Joana Marujo do Nascimento Vidigueira
Uncovering the role of chromatin material properties in zygotic genome activation
In the very early developmental stages of sexually reproducing species, the embryo relies on maternally-provided factors. Only after Zygotic Genome Activation (ZGA) occurs, can cells begin to differentiate into the different tissues required to generate a full organism. Despite many models having been proposed for what triggers ZGA, the regulatory mechanisms at play remain unclear. This project offers a new perspective on this problem by complementing our biochemical understanding of this process with a novel biophysical description of the genome’s material properties. To achieve this goal, we are combining optical tweezers with imaging approaches and chemical and physical perturbations of chromatin. This integrated approach could reveal a previously uncharacterised regulatory layer of ZGA.
Pauline Porschitz
The Osteoprotective Role Of Eosinophils During Homeostasis And Inflammatory Bone Loss
Eosinophils are abundant in bone marrow and secrete cytokines with anti-osteoclastogenic and pro-osteoblastogenic properties, yet their role in bone homeostasis remains poorly defined. This project demonstrates that eosinophils shape the bone marrow immune environment to suppress osteoclastogenesis and promote osteoblast lineage commitment over adipogenesis, a function evidenced by elevated osteoclast precursor gene expression and a 2.1-fold increase in bone marrow adiponectin in eosinophil-deficient ΔdblGATA mice, indicating that eosinophil loss skews mesenchymal progenitor differentiation toward adipocytes at the expense of osteoblasts.

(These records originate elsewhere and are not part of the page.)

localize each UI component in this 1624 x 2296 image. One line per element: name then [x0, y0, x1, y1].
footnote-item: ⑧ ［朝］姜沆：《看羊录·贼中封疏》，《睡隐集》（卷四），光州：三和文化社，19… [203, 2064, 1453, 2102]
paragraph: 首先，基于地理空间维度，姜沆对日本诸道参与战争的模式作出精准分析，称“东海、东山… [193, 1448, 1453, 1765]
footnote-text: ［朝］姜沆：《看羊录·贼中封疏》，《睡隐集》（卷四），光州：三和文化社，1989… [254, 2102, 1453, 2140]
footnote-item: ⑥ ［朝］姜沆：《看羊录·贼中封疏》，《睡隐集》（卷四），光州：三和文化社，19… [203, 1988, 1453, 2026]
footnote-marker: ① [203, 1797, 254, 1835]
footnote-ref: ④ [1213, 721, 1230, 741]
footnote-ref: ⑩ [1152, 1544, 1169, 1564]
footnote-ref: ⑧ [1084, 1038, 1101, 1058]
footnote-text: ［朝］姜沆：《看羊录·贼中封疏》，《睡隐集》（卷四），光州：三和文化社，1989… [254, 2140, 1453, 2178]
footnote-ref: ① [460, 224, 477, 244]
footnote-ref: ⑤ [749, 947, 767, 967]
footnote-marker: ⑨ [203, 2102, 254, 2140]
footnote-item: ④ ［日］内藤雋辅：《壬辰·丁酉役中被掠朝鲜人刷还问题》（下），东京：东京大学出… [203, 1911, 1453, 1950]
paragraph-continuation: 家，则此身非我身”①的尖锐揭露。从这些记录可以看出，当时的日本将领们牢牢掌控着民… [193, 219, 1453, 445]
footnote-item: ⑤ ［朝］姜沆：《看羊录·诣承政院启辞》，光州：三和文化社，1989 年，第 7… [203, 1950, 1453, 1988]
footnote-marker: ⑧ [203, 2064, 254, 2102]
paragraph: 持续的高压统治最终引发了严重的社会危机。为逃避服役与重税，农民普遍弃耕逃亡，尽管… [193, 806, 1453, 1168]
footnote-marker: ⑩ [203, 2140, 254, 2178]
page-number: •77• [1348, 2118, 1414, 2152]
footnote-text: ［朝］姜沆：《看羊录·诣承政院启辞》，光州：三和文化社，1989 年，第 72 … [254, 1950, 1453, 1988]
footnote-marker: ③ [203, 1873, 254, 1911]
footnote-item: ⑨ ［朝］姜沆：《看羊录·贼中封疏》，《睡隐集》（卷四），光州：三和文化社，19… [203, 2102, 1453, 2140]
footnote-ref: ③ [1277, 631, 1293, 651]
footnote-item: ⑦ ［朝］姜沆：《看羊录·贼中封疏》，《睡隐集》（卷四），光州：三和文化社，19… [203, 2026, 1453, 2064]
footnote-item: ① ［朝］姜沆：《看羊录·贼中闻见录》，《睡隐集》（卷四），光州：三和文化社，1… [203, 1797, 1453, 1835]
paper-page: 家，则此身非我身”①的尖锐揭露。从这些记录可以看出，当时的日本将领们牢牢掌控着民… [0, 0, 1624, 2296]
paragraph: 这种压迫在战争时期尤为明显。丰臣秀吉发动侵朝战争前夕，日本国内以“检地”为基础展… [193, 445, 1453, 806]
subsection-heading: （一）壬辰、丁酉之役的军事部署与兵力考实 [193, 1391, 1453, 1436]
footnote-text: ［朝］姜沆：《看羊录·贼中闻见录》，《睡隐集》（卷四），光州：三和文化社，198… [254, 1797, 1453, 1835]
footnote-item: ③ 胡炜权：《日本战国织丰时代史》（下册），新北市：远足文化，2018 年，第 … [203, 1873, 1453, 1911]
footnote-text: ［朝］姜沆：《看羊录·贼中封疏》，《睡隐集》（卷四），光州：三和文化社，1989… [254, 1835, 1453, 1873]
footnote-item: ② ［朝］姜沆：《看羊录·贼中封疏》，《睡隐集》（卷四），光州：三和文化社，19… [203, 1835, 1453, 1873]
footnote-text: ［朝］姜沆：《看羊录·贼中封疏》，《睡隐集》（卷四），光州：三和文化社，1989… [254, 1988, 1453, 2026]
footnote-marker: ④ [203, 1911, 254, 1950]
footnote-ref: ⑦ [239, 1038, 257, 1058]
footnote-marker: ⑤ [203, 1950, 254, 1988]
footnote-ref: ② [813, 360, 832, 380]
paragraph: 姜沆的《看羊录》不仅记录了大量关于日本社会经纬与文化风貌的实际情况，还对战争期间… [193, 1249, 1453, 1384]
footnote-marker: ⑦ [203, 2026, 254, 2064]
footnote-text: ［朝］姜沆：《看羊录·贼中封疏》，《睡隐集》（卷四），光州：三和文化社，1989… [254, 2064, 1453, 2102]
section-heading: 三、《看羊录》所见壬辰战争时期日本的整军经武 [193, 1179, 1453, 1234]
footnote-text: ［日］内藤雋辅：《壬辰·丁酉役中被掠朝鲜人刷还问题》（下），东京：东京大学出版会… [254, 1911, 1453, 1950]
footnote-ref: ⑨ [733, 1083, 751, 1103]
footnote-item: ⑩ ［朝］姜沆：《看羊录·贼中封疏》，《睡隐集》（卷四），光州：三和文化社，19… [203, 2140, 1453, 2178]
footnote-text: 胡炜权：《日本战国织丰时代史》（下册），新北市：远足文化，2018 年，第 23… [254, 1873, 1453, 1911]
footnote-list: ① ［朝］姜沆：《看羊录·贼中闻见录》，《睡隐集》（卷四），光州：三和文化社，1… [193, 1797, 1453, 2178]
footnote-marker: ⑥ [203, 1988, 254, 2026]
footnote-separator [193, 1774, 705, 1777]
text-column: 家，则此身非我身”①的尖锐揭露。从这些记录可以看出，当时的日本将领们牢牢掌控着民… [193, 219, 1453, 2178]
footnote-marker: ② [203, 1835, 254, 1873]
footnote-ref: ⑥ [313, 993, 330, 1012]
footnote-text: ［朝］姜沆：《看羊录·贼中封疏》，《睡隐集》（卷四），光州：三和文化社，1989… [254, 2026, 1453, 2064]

In vitro, eosinophils counteracted pro-inflammatory cytokine-induced suppression of the osteoblastogenic transcription factor Runx2 and mineralization, restoring both to baseline levels. Under inflammatory conditions in a serum-induced arthritis model, bone marrow eosinophils underwent transcriptional and metabolic reprogramming, marked by enrichment of immune-activating subsets, upregulation of alarmins S100a8/S100a9, elevated secretion of IL-33 and Pentraxin-3, and altered TCA cycle metabolism. Collectively suggesting an adaptive osteoprotective phenotype that sustains bone homeostasis during inflammatory bone loss.